The Pundakeshwar Mahadev Mandir (Maithili: पुंडकेश्वर महादेव मंदिर) is a legendary temple of Lord Shiva at the premises of the Pundrik Ashram in the Mithila region of the Indian subcontinent. It is situated at the Punaura Dham in the Sitamarhi district of Bihar in India. The legendary temple is believed to be established by the Vedic Rishi Pundrika in Mithila. He was a great devotee of Lord Shiva in Mithila. The location of the temple premises is known as Pundrik Rishi Kshetra. The Shiva Baraat ceremony of the temple is a popular festival celebrated at the premises of the temple.

== Etymology ==
The Pundakeshwar Mahadev Mandir is attributed to the Vedic sage Pundrik. The term Pundakeshwar is formed by the combination of the two Indic terms Pundrik and Ishwar. Pundrik is the name of the founder Rishi of the temple and the second term Ishwar signifies to the Lord Shiva. Thus the combined term Pundakeshwar means Lord of Pundrik.

== Description ==
The temple of Pundakeshwar Mahadev is at a distance of 6 kilometres in the west from the Sitamarhi Railway Station. It is situated on the western bank of the Pundrik Sarovar at the premises of the Pundrik Rishi Kshetra. The Hindu adherents have immense faith in this temple. They believe that performing the sacred ritual Jalabhisheka and Rudrabhisheka on the Pundakeshwar Mahadev Shivalinga at the temple fullfill the desired results wished. The devotees coming to the temple, take the holy water from the Pundrik Sarovar and perform Jalabhisheka on the Shivalinga.

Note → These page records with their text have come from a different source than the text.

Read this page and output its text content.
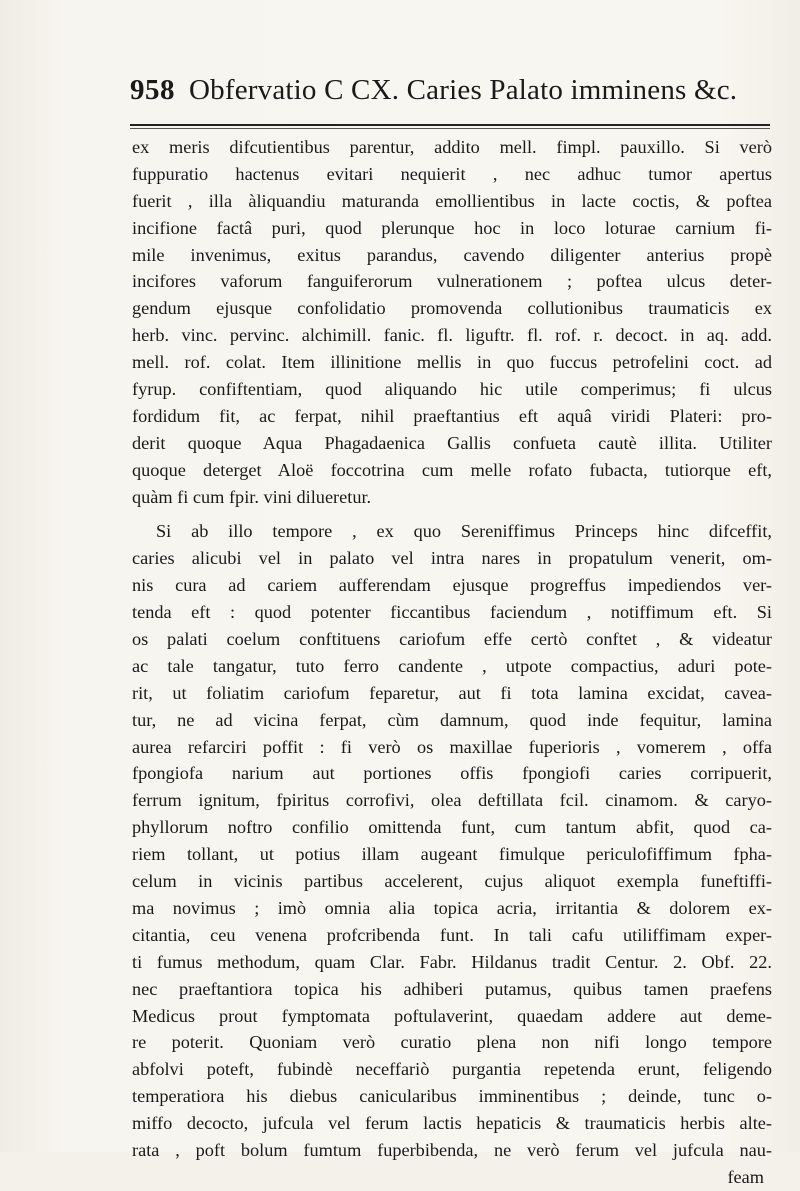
958 Obfervatio C CX. Caries Palato imminens &c.
ex meris difcutientibus parentur, addito mell. fimpl. pauxillo. Si verò
fuppuratio hactenus evitari nequierit , nec adhuc tumor apertus
fuerit , illa àliquandiu maturanda emollientibus in lacte coctis, & poftea
incifione factâ puri, quod plerunque hoc in loco loturae carnium fi-
mile invenimus, exitus parandus, cavendo diligenter anterius propè
incifores vaforum fanguiferorum vulnerationem ; poftea ulcus deter-
gendum ejusque confolidatio promovenda collutionibus traumaticis ex
herb. vinc. pervinc. alchimill. fanic. fl. liguftr. fl. rof. r. decoct. in aq. add.
mell. rof. colat. Item illinitione mellis in quo fuccus petrofelini coct. ad
fyrup. confiftentiam, quod aliquando hic utile comperimus; fi ulcus
fordidum fit, ac ferpat, nihil praeftantius eft aquâ viridi Plateri: pro-
derit quoque Aqua Phagadaenica Gallis confueta cautè illita. Utiliter
quoque deterget Aloë foccotrina cum melle rofato fubacta, tutiorque eft,
quàm fi cum fpir. vini dilueretur.
Si ab illo tempore , ex quo Sereniffimus Princeps hinc difceffit,
caries alicubi vel in palato vel intra nares in propatulum venerit, om-
nis cura ad cariem aufferendam ejusque progreffus impediendos ver-
tenda eft : quod potenter ficcantibus faciendum , notiffimum eft. Si
os palati coelum conftituens cariofum effe certò conftet , & videatur
ac tale tangatur, tuto ferro candente , utpote compactius, aduri pote-
rit, ut foliatim cariofum feparetur, aut fi tota lamina excidat, cavea-
tur, ne ad vicina ferpat, cùm damnum, quod inde fequitur, lamina
aurea refarciri poffit : fi verò os maxillae fuperioris , vomerem , offa
fpongiofa narium aut portiones offis fpongiofi caries corripuerit,
ferrum ignitum, fpiritus corrofivi, olea deftillata fcil. cinamom. & caryo-
phyllorum noftro confilio omittenda funt, cum tantum abfit, quod ca-
riem tollant, ut potius illam augeant fimulque periculofiffimum fpha-
celum in vicinis partibus accelerent, cujus aliquot exempla funeftiffi-
ma novimus ; imò omnia alia topica acria, irritantia & dolorem ex-
citantia, ceu venena profcribenda funt. In tali cafu utiliffimam exper-
ti fumus methodum, quam Clar. Fabr. Hildanus tradit Centur. 2. Obf. 22.
nec praeftantiora topica his adhiberi putamus, quibus tamen praefens
Medicus prout fymptomata poftulaverint, quaedam addere aut deme-
re poterit. Quoniam verò curatio plena non nifi longo tempore
abfolvi poteft, fubindè neceffariò purgantia repetenda erunt, feligendo
temperatiora his diebus canicularibus imminentibus ; deinde, tunc o-
miffo decocto, jufcula vel ferum lactis hepaticis & traumaticis herbis alte-
rata , poft bolum fumtum fuperbibenda, ne verò ferum vel jufcula nau-
feam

The temple is looked after by a Peethadhishwar. The present Peethadhishwar of the temple is Swami Umeshanandan Ji Maharaj.

== History ==
According to the local folklore, there was a divine Shiva temple on this holy land, established during the penance of the Pundrik Rishi. It is said that later the legendary temple of Pundakeshwar Mahadev was destroyed during some earthquakes and other natural calamities in the region. The present temple was established by a teacher couple at their own expenses. It was constructed in the year 2012. On 30 August 2012, the Shivalinga of the Pundakeshwar Mahadev was installed at the temple through a ritualistic ceremony of Pran Pratishtha.

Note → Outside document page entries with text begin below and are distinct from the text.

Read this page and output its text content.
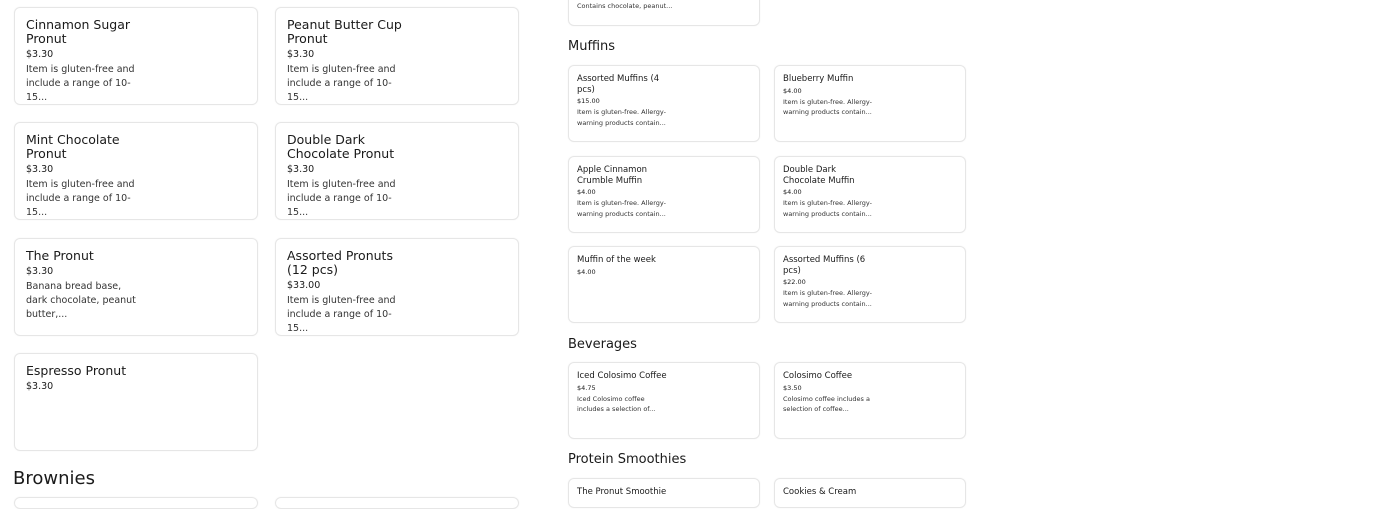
Cinnamon Sugar Pronut
$3.30
Item is gluten-free and include a range of 10-15...
Peanut Butter Cup Pronut
$3.30
Item is gluten-free and include a range of 10-15...
Mint Chocolate Pronut
$3.30
Item is gluten-free and include a range of 10-15...
Double Dark Chocolate Pronut
$3.30
Item is gluten-free and include a range of 10-15...
The Pronut
$3.30
Banana bread base, dark chocolate, peanut butter,...
Assorted Pronuts (12 pcs)
$33.00
Item is gluten-free and include a range of 10-15...
Espresso Pronut
$3.30
Brownies
Contains chocolate, peanut...
Muffins
Assorted Muffins (4 pcs)
$15.00
Item is gluten-free. Allergy-warning products contain...
Blueberry Muffin
$4.00
Item is gluten-free. Allergy-warning products contain...
Apple Cinnamon Crumble Muffin
$4.00
Item is gluten-free. Allergy-warning products contain...
Double Dark Chocolate Muffin
$4.00
Item is gluten-free. Allergy-warning products contain...
Muffin of the week
$4.00
Assorted Muffins (6 pcs)
$22.00
Item is gluten-free. Allergy-warning products contain...
Beverages
Iced Colosimo Coffee
$4.75
Iced Colosimo coffee includes a selection of...
Colosimo Coffee
$3.50
Colosimo coffee includes a selection of coffee...
Protein Smoothies
The Pronut Smoothie	Cookies & Cream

In the year 2022, the foundation of a grand Yajnashala was laid down at the premises of the temple in the presence of several Shadu-Saints.

== Legend ==
According to the legend, the Shivalinga of the Shiva temple was established by the spiritual penance of Pundrik Rishi. The Hindu ascetics believe that it was energized by the continuous penance of the sage Pundrik. It is believed that the sage Pundrik in the ancient times performed a very long and continuous penance devoted to Lord Shiva here. Similarly, there is a belief among the Hindu adherents that Lord Shiva comes here every day to meet Mahadevi.